Examples of survey data:
- Dental health of children in year 8, by DHB, ethnic group, and water fluoridation status 2018
- All indicators of adults health by DHB (prevalence) 2011–2017
- Who pays for private health insurance cover, by income 2011–2015 average
Things to remember when using survey data:
- Surveys are a representative sample.
- Read the methodology to understand how the survey was run.
- Check for a confidence interval.
- Wider range of topics covered in more depth.
Administration
The previous two types of data collection, census and survey, are deliberately designed data collection. In other words, someone decided we needed to collect data on those topics, and they specifically designed and created a survey/census to get that data.
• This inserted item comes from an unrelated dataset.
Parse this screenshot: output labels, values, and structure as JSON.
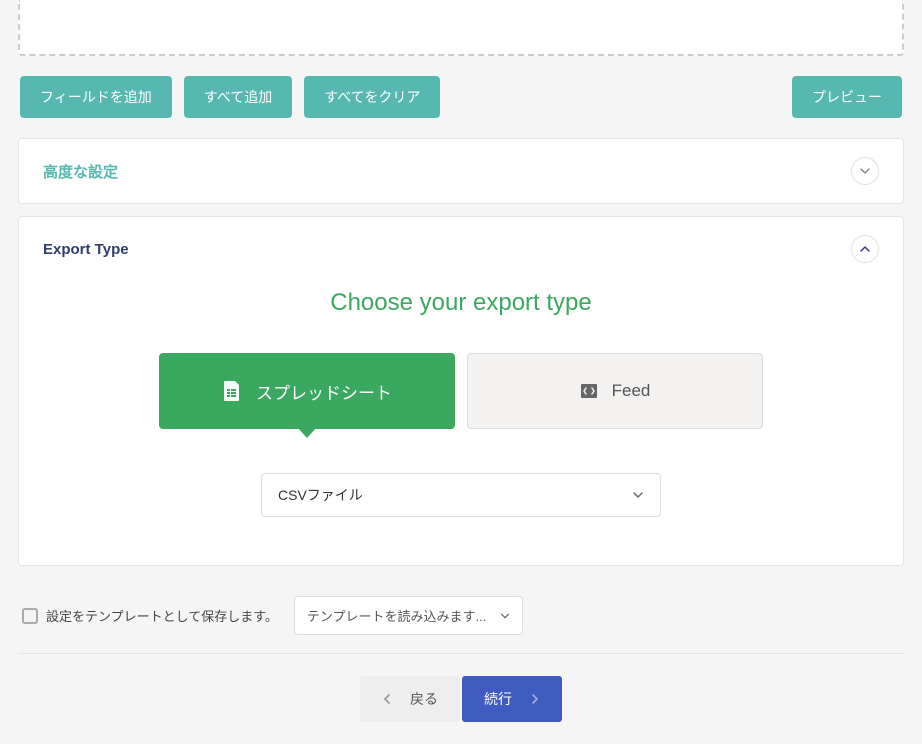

But our final type of data is not designed data.
Administration data is data collected by the government or other organisations as part of doing going about their normal business. For example, every time someone is admitted to hospital, they fill in an admissions form and the hospital records why they were admitted. Every time you register your dog with your council, you provide information like their breed. Every time water quality is checked, it’s recorded.
In other words, administrative data is a byproduct. Nobody decided to collect it specifically to have a dataset, but in the process of doing their jobs, data was created. Administrative open data sets are data sets that have been aggregated and confidentialised from this.
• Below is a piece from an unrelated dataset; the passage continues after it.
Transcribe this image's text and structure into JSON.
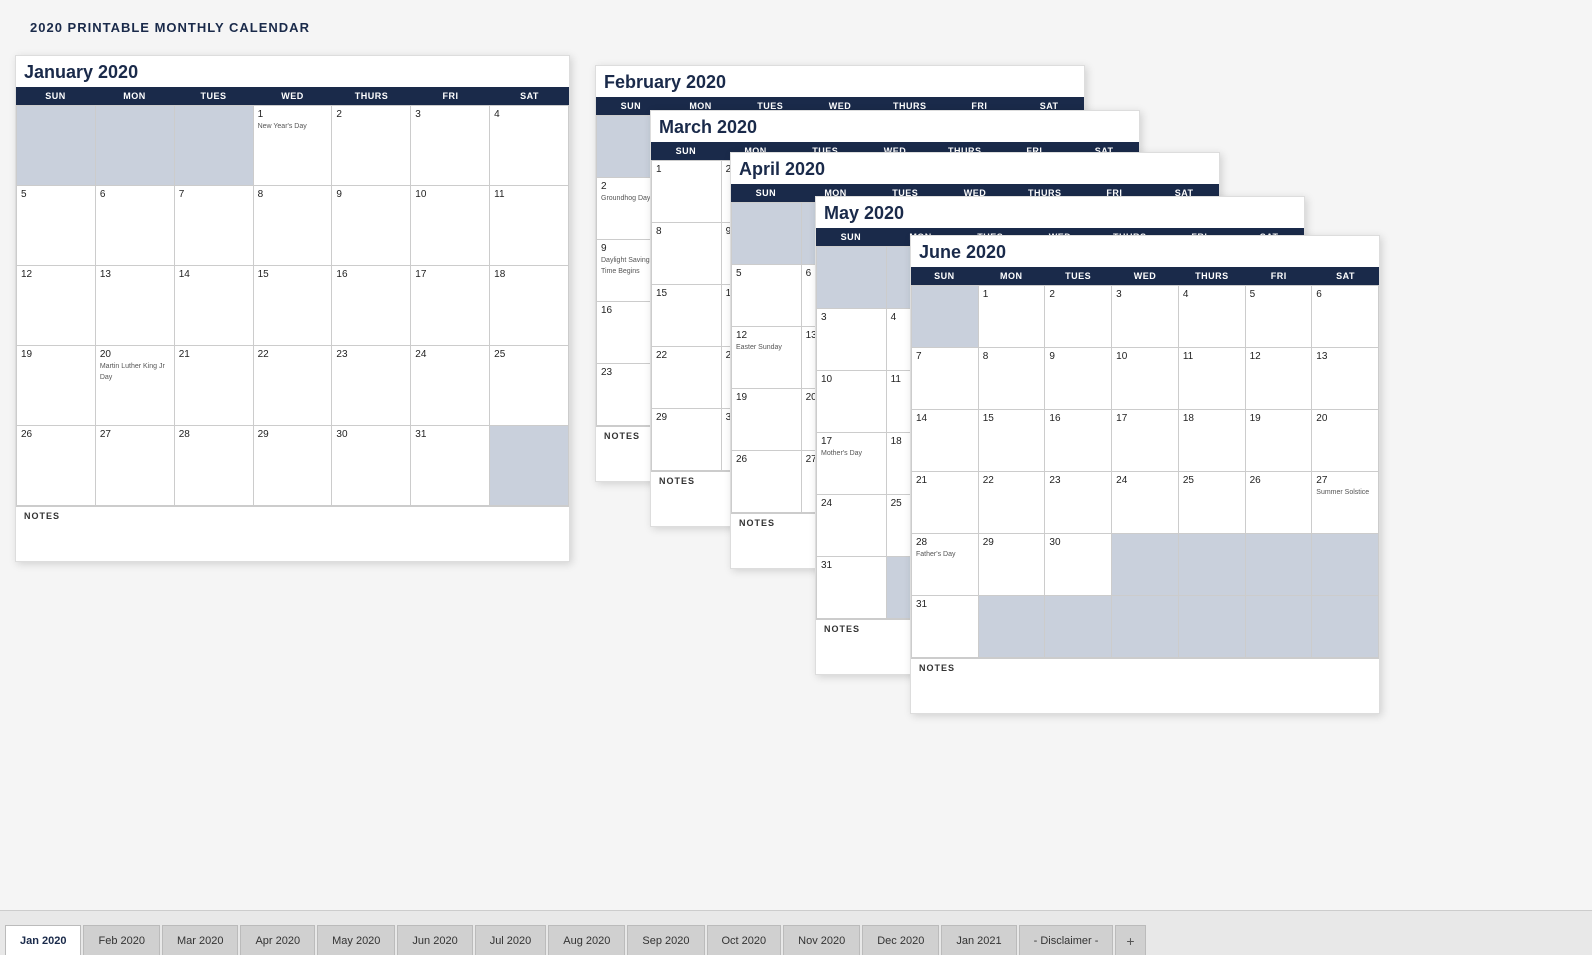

Because of this, there are many, many administrative data sets. Some of them are released to the public. A benefit of this is that these data sets often cover topics we don’t have survey or census data about. But a downside of this is that any issues or biases in the system are carried through into the dataset. For example, someone who is multiracial may only record one ethnicity on their hospital admissions form because they’re in a rush. One well-known example of this is rape statistics. The NZ Police release these statistics with a warning as they know that they are very under-reported.
Examples of administration data:
- Dog control statistics 2001–2019
- KiwiSaver Statistics: Annual statistics 2019
- Energy Efficiency - Clothes dryers sold by star rating 2002–2019
Things to remember when using administration data
- The data is collected as a byproduct of providing services/doing daily business.
- Always check who collected the data and how it was collected.
- There is a wide, wide range of data available.
What do I need to know when using open data?
- Check the license to make sure it’s open data.
- Check it’s the most recent version of the dataset.
- Check how the data has been collected so you understand the quality and are aware of any potential issues.